The report argues that this fragmentation is the real blocker. Tools alone will not fix it. The point is that identity governance has to become a strategic control surface, with executive-level visibility and consistent ownership, before agentic systems scale beyond safe oversight. Companies that do this will be better positioned to manage the next phase of agent deployment. Companies that treat it as a tooling problem will find it increasingly difficult to explain or trust the access decisions that agents are making.
The control recommendations that emerge are mostly unglamorous. Move identity ownership closer to the agent platform so the team that creates the agent also owns the credential. Treat short-lived credentials as the default and static keys as an exception that requires a written reason. Audit the non-human identity population on a schedule, not after an incident. Build an inventory that the security team can actually read, not a spreadsheet that a single engineer maintains by hand. None of this is novel. The interesting question is why so few organizations have done it.
Governance maturity is the new perimeter
The deeper argument in the Omada report is that the perimeter for AI agent security is not the network boundary and not the model boundary, it is the governance layer. Identity is the operating layer that underpins zero trust, automation, and AI-enabled workflows. Visibility has to shift from activity to exposure, from logs that show what an agent did to inventories that show what an agent could do.
That framing is consistent with how the rest of the agent-security story has been developing in 2026. The Beyond Identity Ceros launch and the AppViewX Agent Identity Security product both treat non-human identity as a first-class control surface. Cisco's intent to acquire WideField Security, announced the same week, is a signal that the major platforms are also starting to take this seriously. The Omada report is the demand-side data point that explains why the supply side is moving.
The risk if governance does not catch up is straightforward. Autonomous agents create and change access apart from human direction. Small gaps in control continue and expand unseen. By the time the gap is visible, the blast radius is already wider than the response team can reach.

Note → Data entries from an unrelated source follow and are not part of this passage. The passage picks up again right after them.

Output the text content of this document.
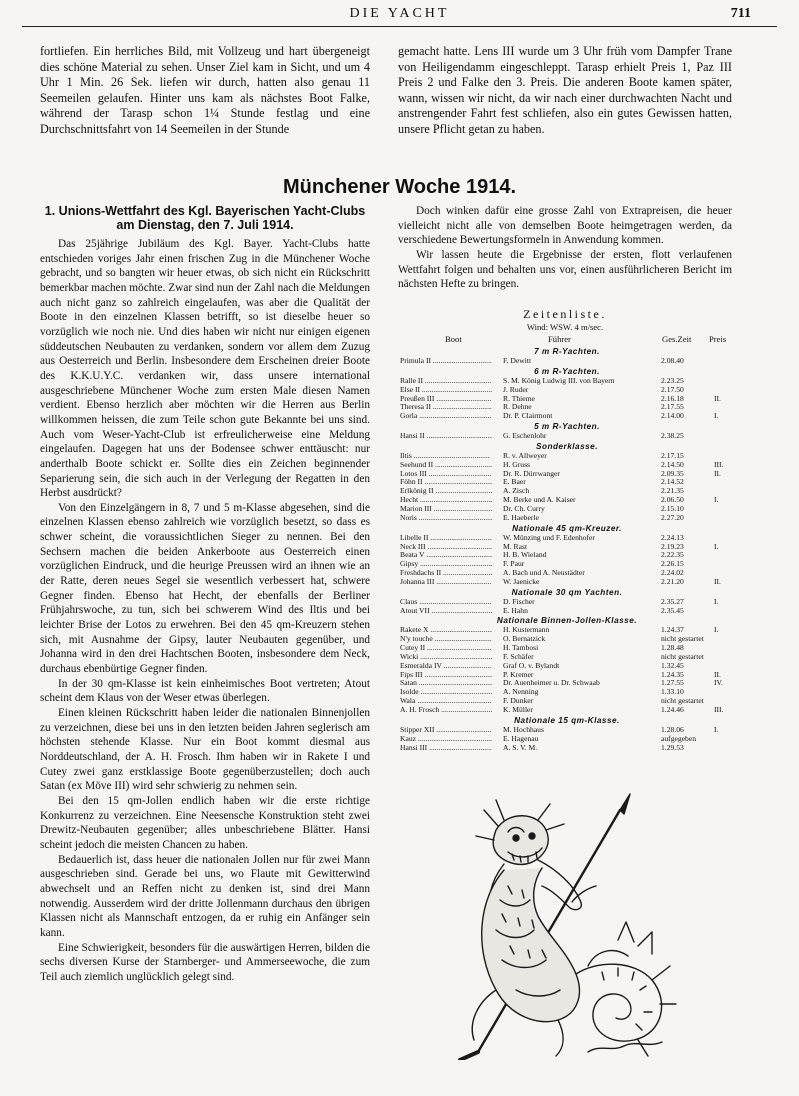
DIE YACHT	711

fortliefen. Ein herrliches Bild, mit Vollzeug und hart übergeneigt dies schöne Material zu sehen. Unser Ziel kam in Sicht, und um 4 Uhr 1 Min. 26 Sek. liefen wir durch, hatten also genau 11 Seemeilen gelaufen. Hinter uns kam als nächstes Boot Falke, während der Tarasp schon 1¼ Stunde festlag und eine Durchschnittsfahrt von 14 Seemeilen in der Stunde

gemacht hatte. Lens III wurde um 3 Uhr früh vom Dampfer Trane von Heiligendamm eingeschleppt. Tarasp erhielt Preis 1, Paz III Preis 2 und Falke den 3. Preis. Die anderen Boote kamen später, wann, wissen wir nicht, da wir nach einer durchwachten Nacht und anstrengender Fahrt fest schliefen, also ein gutes Gewissen hatten, unsere Pflicht getan zu haben.

Münchener Woche 1914.
1. Unions-Wettfahrt des Kgl. Bayerischen Yacht-Clubs am Dienstag, den 7. Juli 1914.

Das 25jährige Jubiläum des Kgl. Bayer. Yacht-Clubs hatte entschieden voriges Jahr einen frischen Zug in die Münchener Woche gebracht, und so bangten wir heuer etwas, ob sich nicht ein Rückschritt bemerkbar machen möchte. Zwar sind nun der Zahl nach die Meldungen auch nicht ganz so zahlreich eingelaufen, was aber die Qualität der Boote in den einzelnen Klassen betrifft, so ist dieselbe heuer so vorzüglich wie noch nie. Und dies haben wir nicht nur einigen eigenen süddeutschen Neubauten zu verdanken, sondern vor allem dem Zuzug aus Oesterreich und Berlin. Insbesondere dem Erscheinen dreier Boote des K.K.U.Y.C. verdanken wir, dass unsere international ausgeschriebene Münchener Woche zum ersten Male diesen Namen verdient. Ebenso herzlich aber möchten wir die Herren aus Berlin willkommen heissen, die zum Teile schon gute Bekannte bei uns sind. Auch vom Weser-Yacht-Club ist erfreulicherweise eine Meldung eingelaufen. Dagegen hat uns der Bodensee schwer enttäuscht: nur anderthalb Boote schickt er. Sollte dies ein Zeichen beginnender Separierung sein, die sich auch in der Verlegung der Regatten in den Herbst ausdrückt?

Von den Einzelgängern in 8, 7 und 5 m-Klasse abgesehen, sind die einzelnen Klassen ebenso zahlreich wie vorzüglich besetzt, so dass es schwer scheint, die voraussichtlichen Sieger zu nennen. Bei den Sechsern machen die beiden Ankerboote aus Oesterreich einen vorzüglichen Eindruck, und die heurige Preussen wird an ihnen wie an der Ratte, deren neues Segel sie wesentlich verbessert hat, schwere Gegner finden. Ebenso hat Hecht, der ebenfalls der Berliner Frühjahrswoche, zu tun, sich bei schwerem Wind des Iltis und bei leichter Brise der Lotos zu erwehren. Bei den 45 qm-Kreuzern stehen sich, mit Ausnahme der Gipsy, lauter Neubauten gegenüber, und Johanna wird in den drei Hachtschen Booten, insbesondere dem Neck, durchaus ebenbürtige Gegner finden.

In der 30 qm-Klasse ist kein einheimisches Boot vertreten; Atout scheint dem Klaus von der Weser etwas überlegen.

Einen kleinen Rückschritt haben leider die nationalen Binnenjollen zu verzeichnen, diese bei uns in den letzten beiden Jahren seglerisch am höchsten stehende Klasse. Nur ein Boot kommt diesmal aus Norddeutschland, der A. H. Frosch. Ihm haben wir in Rakete I und Cutey zwei ganz erstklassige Boote gegenüberzustellen; doch auch Satan (ex Möve III) wird sehr schwierig zu nehmen sein.

Bei den 15 qm-Jollen endlich haben wir die erste richtige Konkurrenz zu verzeichnen. Eine Neesensche Konstruktion steht zwei Drewitz-Neubauten gegenüber; alles unbeschriebene Blätter. Hansi scheint jedoch die meisten Chancen zu haben.

Bedauerlich ist, dass heuer die nationalen Jollen nur für zwei Mann ausgeschrieben sind. Gerade bei uns, wo Flaute mit Gewitterwind abwechselt und an Reffen nicht zu denken ist, sind drei Mann notwendig. Ausserdem wird der dritte Jollenmann durchaus den übrigen Klassen nicht als Mannschaft entzogen, da er ruhig ein Anfänger sein kann.

Eine Schwierigkeit, besonders für die auswärtigen Herren, bilden die sechs diversen Kurse der Starnberger- und Ammerseewoche, die zum Teil auch ziemlich unglücklich gelegt sind.

Doch winken dafür eine grosse Zahl von Extrapreisen, die heuer vielleicht nicht alle von demselben Boote heimgetragen werden, da verschiedene Bewertungsformeln in Anwendung kommen.

Wir lassen heute die Ergebnisse der ersten, flott verlaufenen Wettfahrt folgen und behalten uns vor, einen ausführlicheren Bericht im nächsten Hefte zu bringen.

Zeitenliste.
Wind: WSW. 4 m/sec.
Boot	Führer	Ges.Zeit Preis
7 m R-Yachten.
Primula II .....	F. Dewitt	2.08.40
6 m R-Yachten.
Ralle II .....	S. M. König Ludwig III. von Bayern	2.23.25
Else II .....	J. Ruder	2.17.50
Preußen III .....	R. Thieme	2.16.18	II.
Theresa II .....	R. Dehne	2.17.55
Gorla .....	Dr. P. Clairmont	2.14.00	I.
5 m R-Yachten.
Hansi II .....	G. Eschenlohr	2.38.25
Sonderklasse.
Iltis .....	R. v. Allweyer	2.17.15
Seehund II .....	H. Gruss	2.14.50	III.
Lotos III .....	Dr. R. Dürrwanger	2.09.35	II.
Föhn II .....	E. Baer	2.14.52
Erlkönig II .....	A. Zisch	2.21.35
Hecht .....	M. Berke und A. Kaiser	2.06.50	I.
Marion III .....	Dr. Ch. Curry	2.15.10
Noris .....	E. Haeberle	2.27.20
Nationale 45 qm-Kreuzer.
Libelle II .....	W. Münzing und F. Edenhofer	2.24.13
Neck III .....	M. Rast	2.19.23	I.
Beata V .....	H. B. Wieland	2.22.35
Gipsy .....	F. Paur	2.26.15
Freshdachs II .....	A. Bach und A. Neustädter	2.24.02
Johanna III .....	W. Jaenicke	2.21.20	II.
Nationale 30 qm Yachten.
Claus .....	D. Fischer	2.35.27	I.
Atout VII .....	E. Hahn	2.35.45
Nationale Binnen-Jollen-Klasse.
Rakete X .....	H. Kustermann	1.24.37	I.
N'y touche .....	O. Bernatzick	nicht gestartet
Cutey II .....	H. Tambosi	1.28.48
Wicki .....	F. Schäfer	nicht gestartet
Esmeralda IV .....	Graf O. v. Bylandt	1.32.45
Fips III .....	P. Kremer	1.24.35	II.
Satan .....	Dr. Auenheimer u. Dr. Schwaab	1.27.55	IV.
Isolde .....	A. Nenning	1.33.10
Wala .....	F. Dunker	nicht gestartet
A. H. Frosch .....	K. Müller	1.24.46	III.
Nationale 15 qm-Klasse.
Stipper XII .....	M. Hochhaus	1.28.06	I.
Kauz .....	E. Hagenau	aufgegeben
Hansi III .....	A. S. V. M.	1.29.53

The identity mirage is what that looks like from the executive floor. The C-suite sees a control surface that is mostly working. The practitioners see the gaps that are not on the slide. The Omada survey is the first time that gap has been measured at scale, and the number is not small.
For organizations that want to close the gap, the Enterprise AI Governance Checklist for 2026 is the practical starting point. Treat identity as an ongoing, machine-driven operating layer. Move beyond fragmented tooling toward operational coherence. Govern at the speed of automation, or accept that the agents will outpace the controls. The choice is no longer about whether identity matters. It is about whether governance can match the speed at which the agents already operate.
The Omada report frames this as the choice between treating identity as a slide on a quarterly review or as the operating layer that the next phase of automation will run on. For the C-suite, the cost of getting it wrong is the kind of incident that does not show up in the survey data, because the survey was taken before the incident happened. For the practitioners, the cost is being the one who has to explain it.